There were 92.4% victims of accidents (110 cases), 6.7% of homicides (8 cases) and only one victim committed suicide (0.9%) (Table 9). Freytag5 and Tyagi et al3 reported the accident rate as 84% and 95% respectively. They also reported homicide rate among head injury patients as 12% and 4% respectively.
These figures are consistent with our study. Among the persons who died in accidents, 63% of total cases died in road traffic accidents. This is also consistent with the findings of Freytag5 and Sharma6 who reported traffic accident victims as 43% and 47.8%. The increase in the percentage of road traffic accidents as compared to study of Freytag and Sharma is due to the fact that road traffic accidents are increasing continuously due to the rising number of vehicles and increase in population. The incidence of falls was 20%, which was also in accordance with the above-mentioned studies.

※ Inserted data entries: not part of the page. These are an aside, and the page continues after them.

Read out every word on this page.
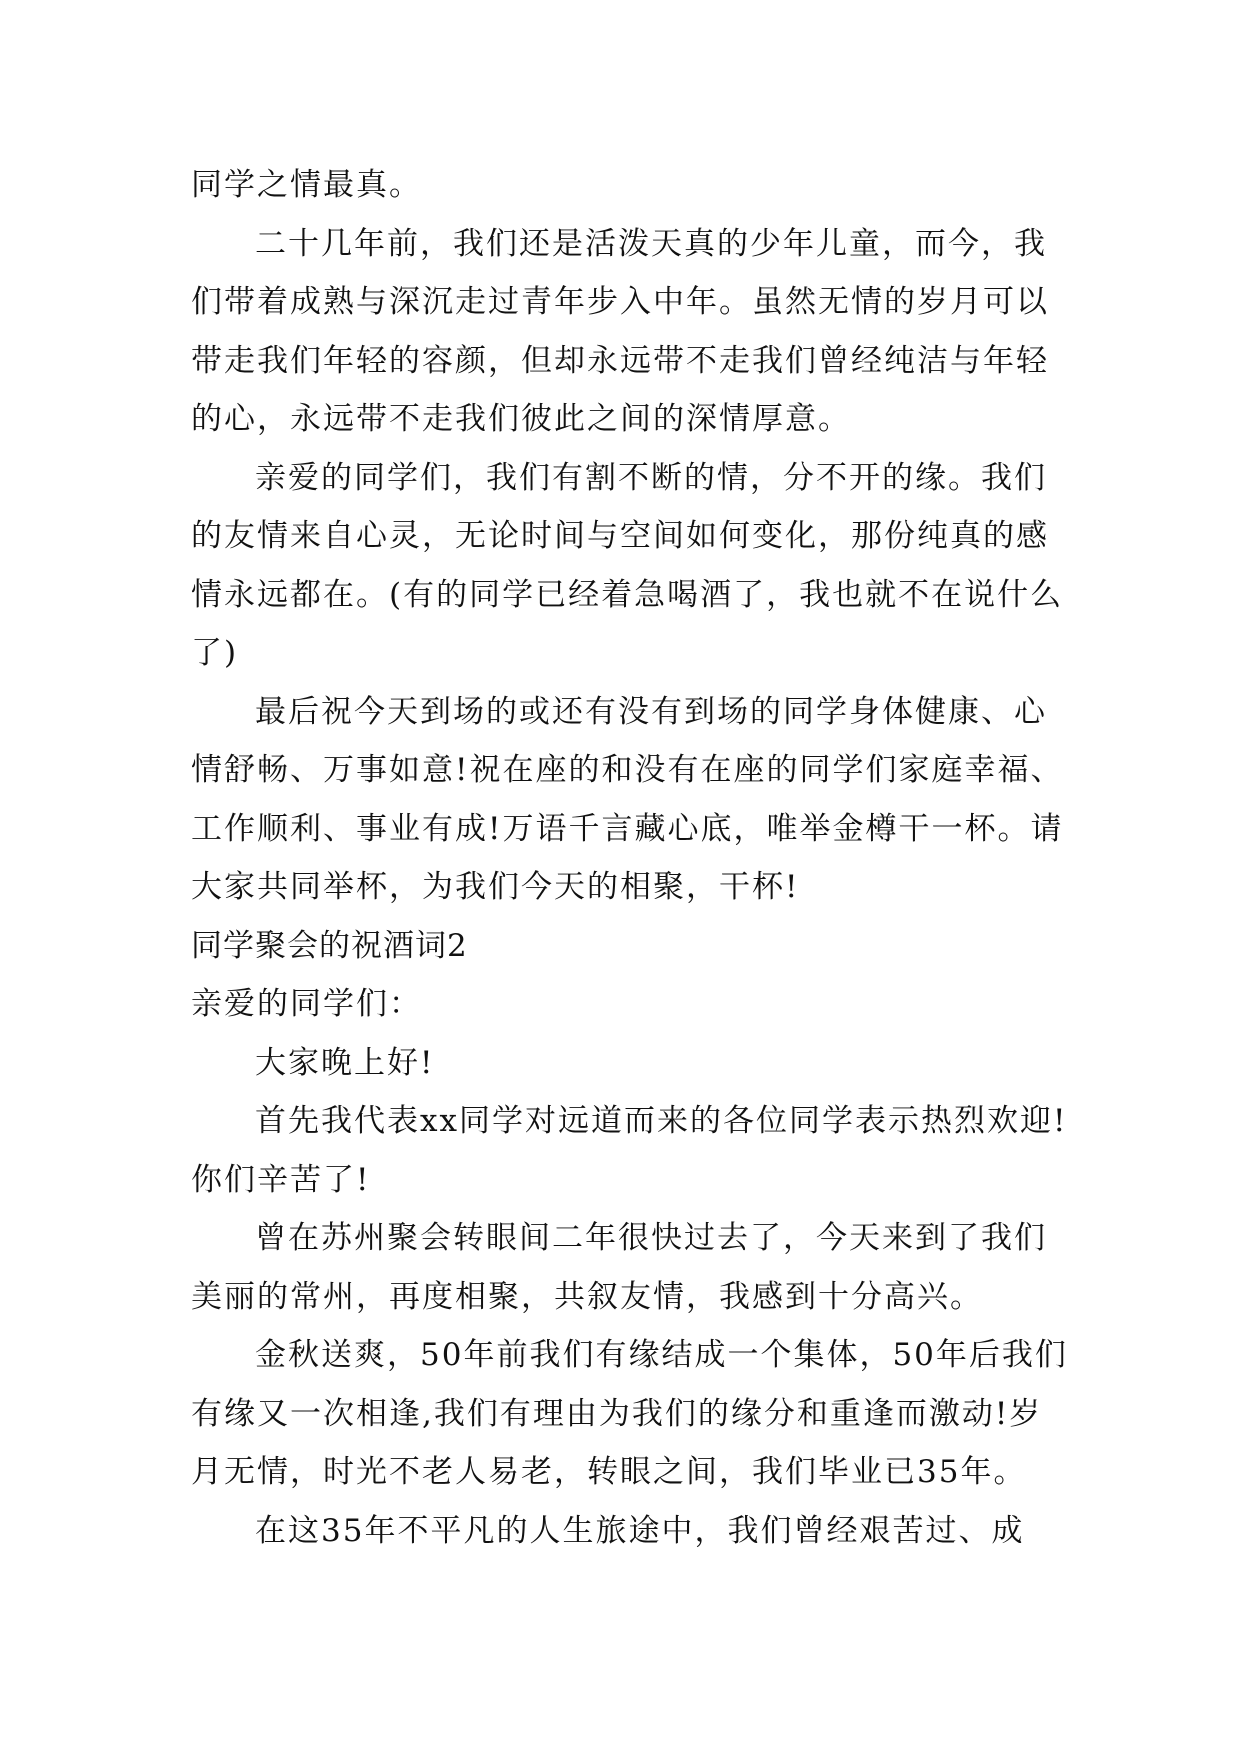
同学之情最真。

二十几年前，我们还是活泼天真的少年儿童，而今，我们带着成熟与深沉走过青年步入中年。虽然无情的岁月可以带走我们年轻的容颜，但却永远带不走我们曾经纯洁与年轻的心，永远带不走我们彼此之间的深情厚意。

亲爱的同学们，我们有割不断的情，分不开的缘。我们的友情来自心灵，无论时间与空间如何变化，那份纯真的感情永远都在。(有的同学已经着急喝酒了，我也就不在说什么了)

最后祝今天到场的或还有没有到场的同学身体健康、心情舒畅、万事如意!祝在座的和没有在座的同学们家庭幸福、工作顺利、事业有成!万语千言藏心底，唯举金樽干一杯。请大家共同举杯，为我们今天的相聚，干杯!

同学聚会的祝酒词2

亲爱的同学们：

大家晚上好!

首先我代表xx同学对远道而来的各位同学表示热烈欢迎!你们辛苦了!

曾在苏州聚会转眼间二年很快过去了，今天来到了我们美丽的常州，再度相聚，共叙友情，我感到十分高兴。

金秋送爽，50年前我们有缘结成一个集体，50年后我们有缘又一次相逢,我们有理由为我们的缘分和重逢而激动!岁月无情，时光不老人易老，转眼之间，我们毕业已35年。

在这35年不平凡的人生旅途中，我们曾经艰苦过、成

Falls generally occurred in or about the decedents own home, as was evident by the history.
The assault cases were less in number due to the use of weapons like knives, etc. for homicide rather than the old fashioned heavy objects, which imparted blunt force impact to the head. Suicide was present in only one case, when a person jumped in front of train. The reason behind this is the availability of less painful means of suicide like hanging and poisoning.
Our study is based on the examination of skull and brain of those individuals, who have died after head injury. The results may therefore differ from some of the previous studies where the findings were based on head injuries irrespective of the fact whether fatality occurred or not (hence patients who survived because they had less severe head injuries were also taken up in their studies).